2020 Off to Rocky Start for Refiners
Though less than a month in, the new year has been difficult for oil refiners.
Such is the conclusion of energy consultancy Wood Mackenzie.
In a written statement emailed Tuesday to Rigzone, the firm reported that volatility in the refining sector stems from the convergence of various factors. It stated that drivers include geopolitical risk, slowing U.S. tight oil production and the impact of complying with .
Alan Gelder, vice president of refining and chemicals for Wood Mackenzie, pointed out the challenging start to 2020 continues a period of weakness that began during the final few months of last year. Many refiners in Europe and Asia realized margins that were below historical five-year lows, he said.

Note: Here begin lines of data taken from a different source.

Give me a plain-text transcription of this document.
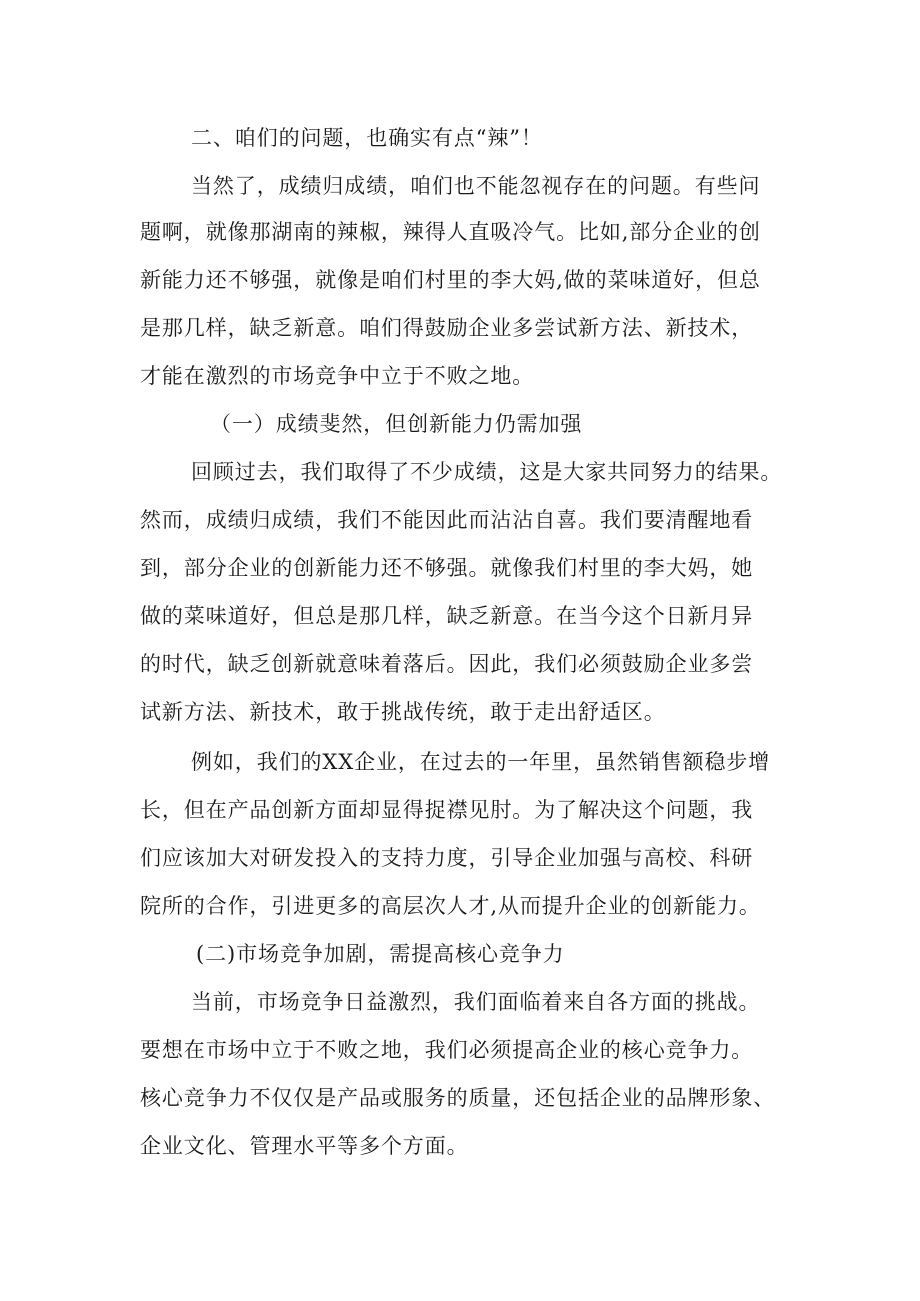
二、咱们的问题，也确实有点“辣”！
当然了，成绩归成绩，咱们也不能忽视存在的问题。有些问
题啊，就像那湖南的辣椒，辣得人直吸冷气。比如,部分企业的创
新能力还不够强，就像是咱们村里的李大妈,做的菜味道好，但总
是那几样，缺乏新意。咱们得鼓励企业多尝试新方法、新技术，
才能在激烈的市场竞争中立于不败之地。
（一）成绩斐然，但创新能力仍需加强
回顾过去，我们取得了不少成绩，这是大家共同努力的结果。
然而，成绩归成绩，我们不能因此而沾沾自喜。我们要清醒地看
到，部分企业的创新能力还不够强。就像我们村里的李大妈，她
做的菜味道好，但总是那几样，缺乏新意。在当今这个日新月异
的时代，缺乏创新就意味着落后。因此，我们必须鼓励企业多尝
试新方法、新技术，敢于挑战传统，敢于走出舒适区。
例如，我们的XX企业，在过去的一年里，虽然销售额稳步增
长，但在产品创新方面却显得捉襟见肘。为了解决这个问题，我
们应该加大对研发投入的支持力度，引导企业加强与高校、科研
院所的合作，引进更多的高层次人才,从而提升企业的创新能力。
(二)市场竞争加剧，需提高核心竞争力
当前，市场竞争日益激烈，我们面临着来自各方面的挑战。
要想在市场中立于不败之地，我们必须提高企业的核心竞争力。
核心竞争力不仅仅是产品或服务的质量，还包括企业的品牌形象、
企业文化、管理水平等多个方面。
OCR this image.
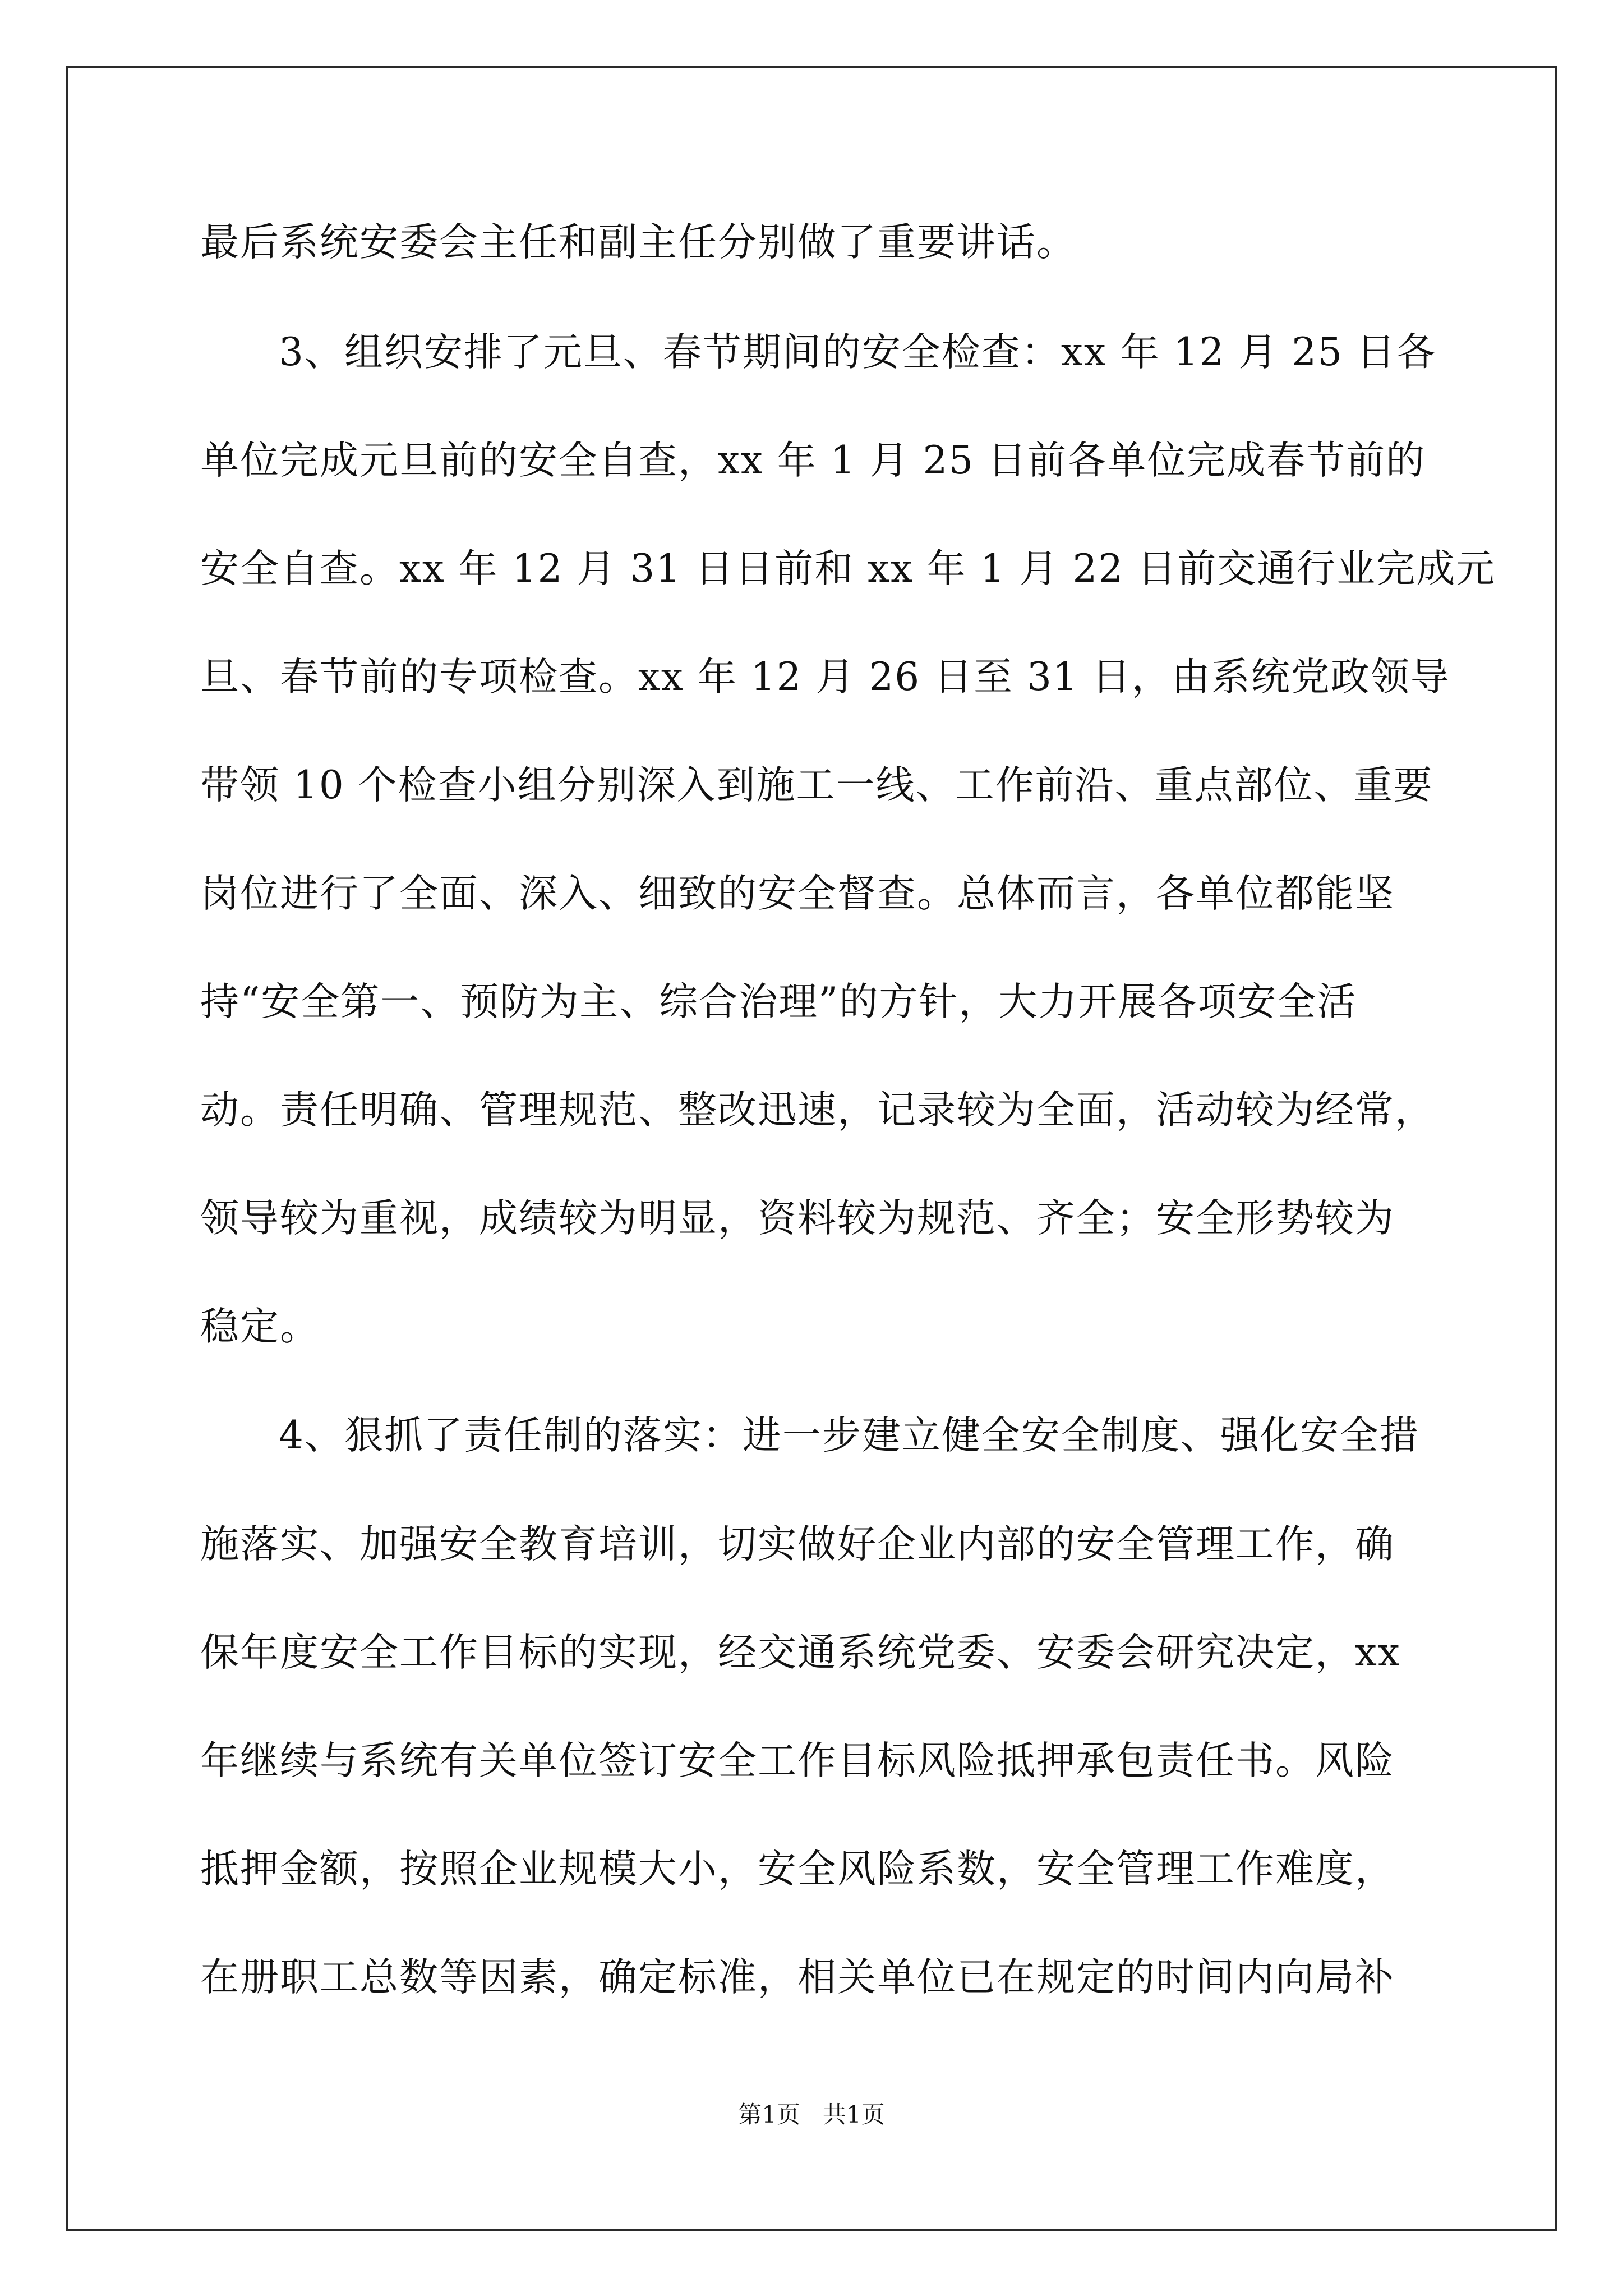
最后系统安委会主任和副主任分别做了重要讲话。
3、组织安排了元旦、春节期间的安全检查：xx 年 12 月 25 日各
单位完成元旦前的安全自查，xx 年 1 月 25 日前各单位完成春节前的
安全自查。xx 年 12 月 31 日日前和 xx 年 1 月 22 日前交通行业完成元
旦、春节前的专项检查。xx 年 12 月 26 日至 31 日，由系统党政领导
带领 10 个检查小组分别深入到施工一线、工作前沿、重点部位、重要
岗位进行了全面、深入、细致的安全督查。总体而言，各单位都能坚
持“安全第一、预防为主、综合治理”的方针，大力开展各项安全活
动。责任明确、管理规范、整改迅速，记录较为全面，活动较为经常，
领导较为重视，成绩较为明显，资料较为规范、齐全；安全形势较为
稳定。
4、狠抓了责任制的落实：进一步建立健全安全制度、强化安全措
施落实、加强安全教育培训，切实做好企业内部的安全管理工作，确
保年度安全工作目标的实现，经交通系统党委、安委会研究决定，xx
年继续与系统有关单位签订安全工作目标风险抵押承包责任书。风险
抵押金额，按照企业规模大小，安全风险系数，安全管理工作难度，
在册职工总数等因素，确定标准，相关单位已在规定的时间内向局补
第1页   共1页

77彩票注册官网“U.S. refiners were in a better place,” continued Gelder. “But this was not how it was meant to be, as the expectation was that margins would rise as 2020 approached.”
Weak oil product demand growth, particularly during the second quarter, set a low bar for 2019 margin performance, Wood Mackenzie stated. However, the firm added the shipping sector’s transition to the IMO 2020 regulatory regime marked the “real disappointment” for the refining sector last year. It noted that high-sulfur fuel oil prices rapidly collapsed in October and November as ship owners began switching to low-sulfur bunker fuel to comply with IMO 2020.
77彩票注册官网“The fuels being purchased were low-sulfur fuel oil components from stocks built up during 2019, so while high-sulfur fuel oil prices collapsed, there was no corresponding rise in the price of marine gas oil and other clean products, as there was no change in demand for them,” Gelder explained.
Moreover, Gelder observed that concerns about the U.S.-China trade war and a weak economic growth outlook contributed to depressed distillate prices.
77彩票注册官网“The collapse of fuel oil prices with no corresponding change in the price of clean products had a strong effect on crude differentials, as the heavy/sour crudes were significantly less valuable to refiners,” he said.
Wood Mackenzie added the market environment has been particularly painful for refiners with less sophisticated configurations. It noted the extra difficulty for simpler refinery owners stems from widening crude differentials lagging behind the change in product values.
Also, the consultancy stated that OPEC made the situation more vexing for refiners. It pointed out the cartel’s commitment to further restrain oil supplies to balance the global crude market supported the price for medium/sour crudes, which OPEC producers typically supply. The firm added that Asian refining margins were particularly weak as a result.
77彩票注册官网According to Gelder, the U.S. will command a major role in 2020 to support stronger global economic growth and higher oil demand.
77彩票注册官网“U.S. tight oil supply growth was a key feature of 2019, with growth of over 1 million barrels per day,” Gelder said. “However, that growth will not continue into 2020 as rig counts decline and low capital budgets take their toll on the U.S. E&P sector.”
Gelder added that natural gas liquids (NGLs) represent the key sector for 2020 U.S. supply growth amid an expected increase in U.S. liquefied petroleum gas (LPG) exports.